Эстер голуби нравились.
Она выходила во двор и сыпала им овес. Швыряла горсть за горстью, и птицы хватали зерно на лету, сшибались, давили друг друга. Кружились перья, порой лилась и кровь, а однажды я и вовсе обнаружил затоптанную, почти раздавленную голубку.
– Это случается, – сказала Эстер.
И я не нашелся, что ей ответить, как не смог и обратиться с просьбой не прикармливать птиц. В конце концов, когда я исчезал, голуби оставались единственными ее собеседниками.
К слову, другая Эстер все так же продолжала умирать.
С этим процессом, затянувшимся на годы, Роберт свыкся, во всяком случае, именно так мне казалось тогда. То ли он понимал неизбежность смерти, то ли привык, что матушка с ее стальным характером и силой воли научилась отодвигать эту границу неизбежного. Но как бы то ни было, жизнь шла своим чередом. И однажды я узнал, что в жизни Роберта появилась другая женщина.
Нет, я не желаю сказать, что до сего момента у него вообще не было женщин. Отнюдь. Он был хорош собой, остроумен, да и просто умен, а в его глазах жила та печаль, которая влечет слабый пол, пробуждая в нем единственное желание – утешить.
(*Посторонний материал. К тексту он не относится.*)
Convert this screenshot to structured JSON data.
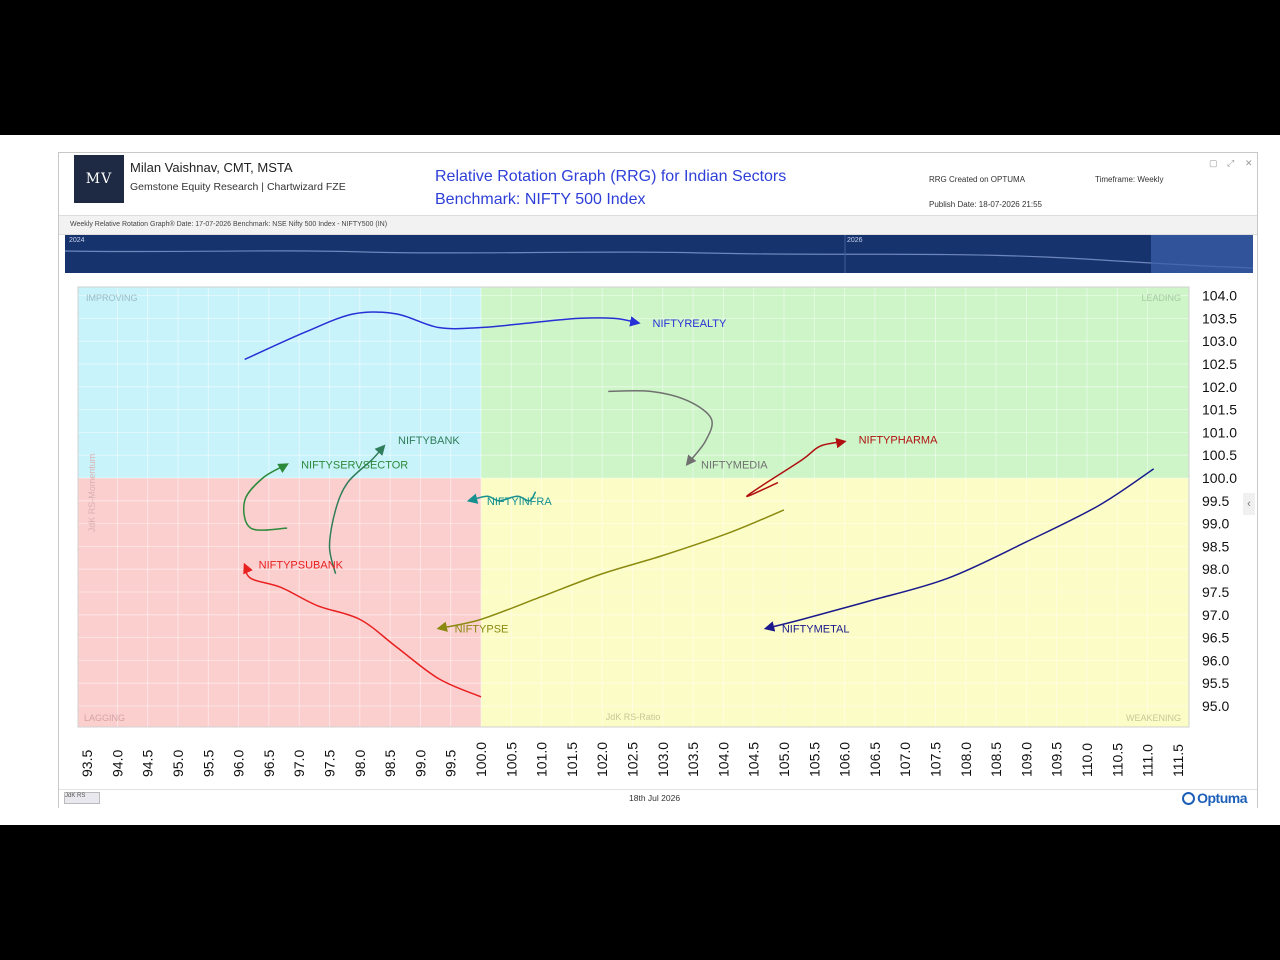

И Роберт охотно поддавался этим утешениям, позволяя себе заводить короткие романы, которые он всячески скрывал от Эстер. О да, эта женщина была ревнива, как гарпия. Она желала владеть сыном единолично и всячески укрепляла эту противоестественную власть.
Редкие несчастливицы, которым довелось дожить до знакомства с Эстер, вскоре после оного навсегда исчезали с горизонта жизни Роберта. Уж не знаю, какие недостатки в них находила миссис Говард, но не сомневаюсь, что находила и с превеликим удовольствием раскрывала их перед сыном.
Она умела бить прицельно, раскалывая ту броню лжи, которую обычно возводят люди, скрывая собственное не слишком красивое нутро. Естественно, разломы не оставляли Роберта равнодушным, да и сами женщины, оскорбленные подобной встречей, немало способствовали разрыву. Надо сказать, что Роберт плохо переносил скандалы. Он уходил от них туда, куда уходил от всех прочих проблем. Вымышленные миры, где царили сила клыка и когтя, варварская свобода принимали автора.